Keywords:  International Law; Sexual Exploitation and Abuse;

Peacekeeping Force; United Nations

  • I.   PENDAHULUAN

    • 1.1.  Latar Belakang

Pada tahun 1919, Liga Bangsa-Bangsa (LBB)1 didirikan berdasarkan Perjanjian Versailles dengan tujuan mempromosikan kerjasama internasional dan mencapai perdamaian dan keamanan dunia.2 Namun, tercetusnya Perang Dunia II menunjukan bahwa LBB gagal mencapai tujuannya dan akhirnya dibubarkan pada tahun 1945.

Kemudian, Perserikatan Bangsa-Bangsa (PBB) didirikan sebagai penggantinya, suatu organisasi internasional untuk memfasilitasi penyelesaian permasalahan dalam hukum internasional,3 memelihara perdamaian dan keamananan internasional, serta menghubungkan persaudaraan antar bangsa, dan menjadi pusat kerjsama ekonomi, sosial, budaya antar bangsa. 4

Dalam rangka meyelesaikan konflik-konflik internasional

agar tercapai perdamaian dan keamanan internasional, PBB

mengirimkan Pasukan Penjaga Perdamaian atau United Nations Peacekeeping Force ke wilayah-wilayah terjadinya konflik.5 Namun, sejak awal tahun 2000-an muncul banyak tuduhan mengenai eksploitasi dan pelecehan seksual terhadap masyarakat lokal.

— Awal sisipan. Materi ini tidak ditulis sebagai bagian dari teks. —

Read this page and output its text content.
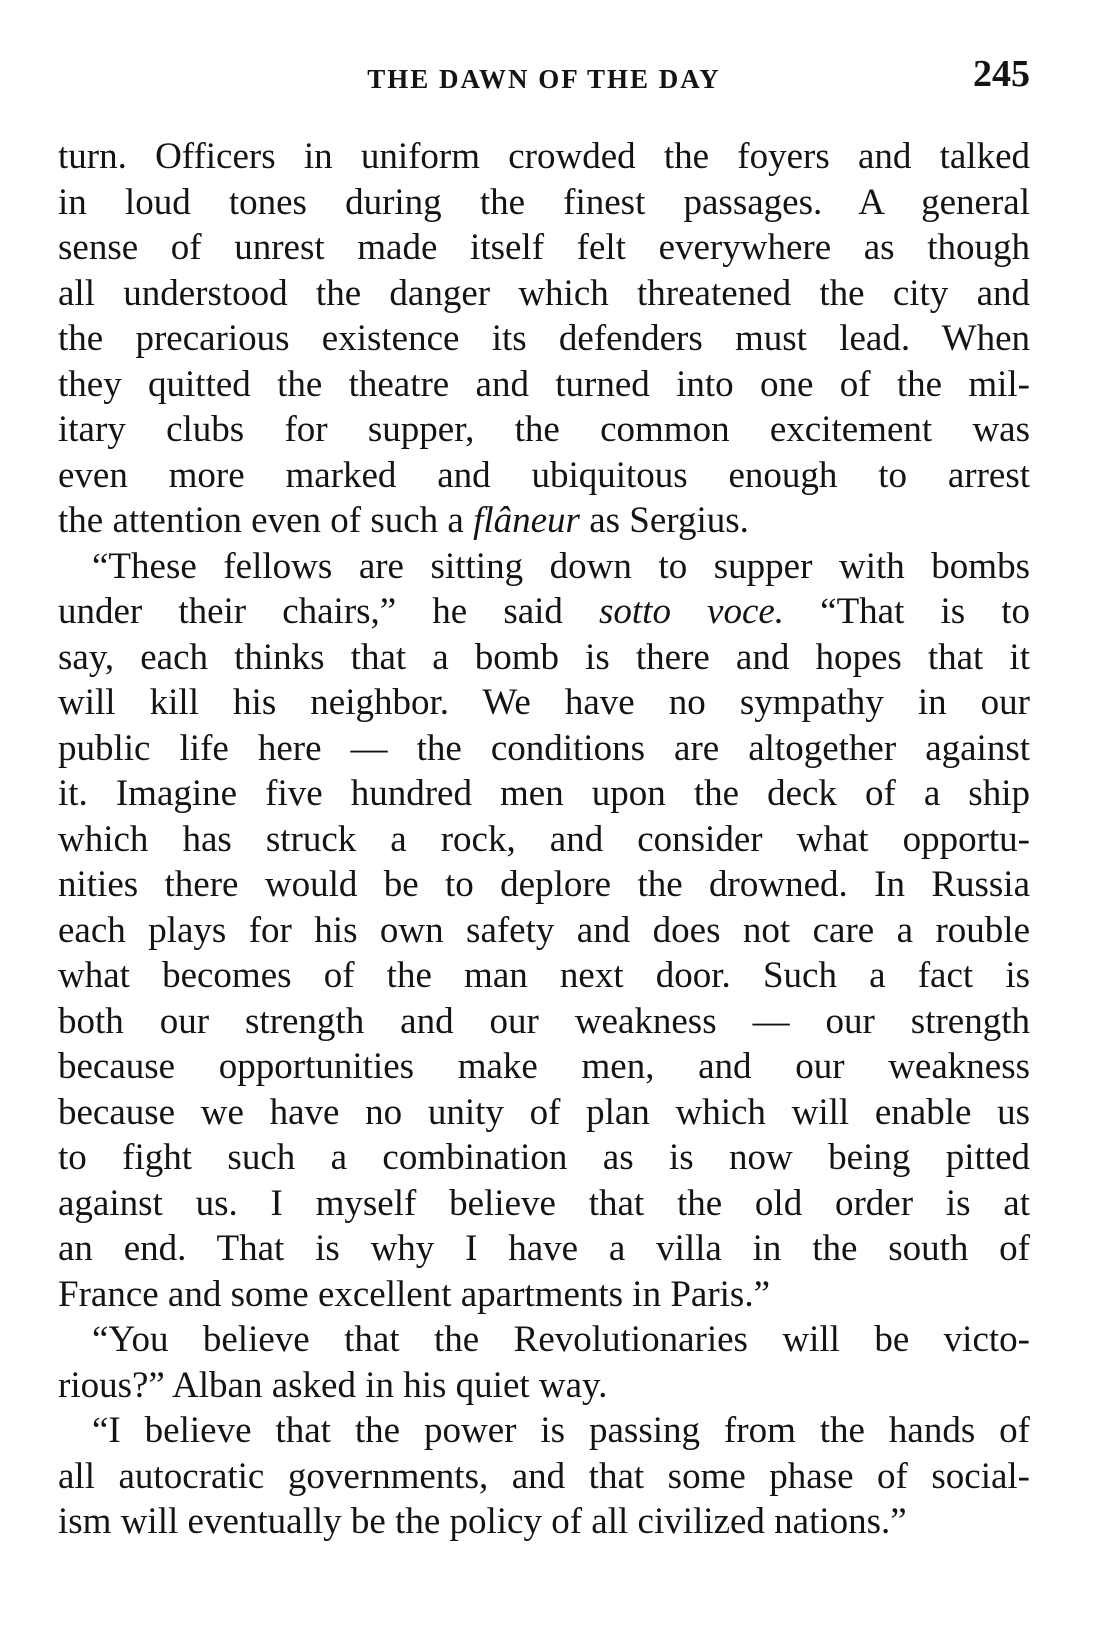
THE DAWN OF THE DAY	245
turn. Officers in uniform crowded the foyers and talked
in loud tones during the finest passages. A general
sense of unrest made itself felt everywhere as though
all understood the danger which threatened the city and
the precarious existence its defenders must lead. When
they quitted the theatre and turned into one of the mil-
itary clubs for supper, the common excitement was
even more marked and ubiquitous enough to arrest
the attention even of such a flâneur as Sergius.
“These fellows are sitting down to supper with bombs
under their chairs,” he said sotto voce. “That is to
say, each thinks that a bomb is there and hopes that it
will kill his neighbor. We have no sympathy in our
public life here — the conditions are altogether against
it. Imagine five hundred men upon the deck of a ship
which has struck a rock, and consider what opportu-
nities there would be to deplore the drowned. In Russia
each plays for his own safety and does not care a rouble
what becomes of the man next door. Such a fact is
both our strength and our weakness — our strength
because opportunities make men, and our weakness
because we have no unity of plan which will enable us
to fight such a combination as is now being pitted
against us. I myself believe that the old order is at
an end. That is why I have a villa in the south of
France and some excellent apartments in Paris.”
“You believe that the Revolutionaries will be victo-
rious?” Alban asked in his quiet way.
“I believe that the power is passing from the hands of
all autocratic governments, and that some phase of social-
ism will eventually be the policy of all civilized nations.”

Menanggapi tuduhan tersebut, Majelis Umum PBB mengadopsi Resolution 57/306: Investigation into Sexual Exploitation of Refugees by Aid Workers in West Africa. Resolusi tersebut menugaskan Sekretaris Jenderal untuk menyelidiki dan melaporkan eksploitasi dan pelecehan seksual dan pelanggaran serupa yang dilakukan oleh pasukan penjaga perdamaian.6 Satu tahun setelah resolusi tersebut dikeluarkan, pada tahun 2004 kasus eksploitasi dan pelecehan seksual oleh sejumlah pasukan penjaga perdamaian di Republik Demokratik Kongo (Kongo) terungkap.7

Sejumlah media pada tahun 2004 melaporkan 150 dugaan pelecehan seksual oleh pasukan penjaga perdamaian United Nations Organization Mission in the Democratic Republic of Congo (MONUC), termasuk 68 kasus pemerkosaan, pedofilia, dan prostitusi.8 Dugaan tersebut ditambah dengan kasus penyiksaan,

serta rekaman video porno perempuan dan anak-anak Kongo bersama pasukan penjaga perdamaian PBB.9

Perhatian media internasional yang timbul dari tuduhan pelanggaran seksual oleh pasukan penjaga perdamaian MONUC di Kongo menyebabkan Sekretaris Jenderal PBB saat itu, Kofi Annan, menugaskan penyelidikan terhadap kasus tersebut. Investigasi ini dipimpin oleh Pangeran Zeid Ra'ad Zeid Al Hussein, mantan penjaga perdamaian sipil, perwakilan tetap Yordania untuk Dewan Keamanan PBB dan penasihat khusus tentang eksploitasi dan pelecehan seksual oleh pasukan penjaga perdamaian PBB. Selain itu, Office of Internal Oversight Services (OIOS) juga mulai melakukan penyelidikan mendalam mengenai kasus-kasus pelanggaran seksual yang dilakukan oleh pasukan penjaga perdamaian saat bertugas.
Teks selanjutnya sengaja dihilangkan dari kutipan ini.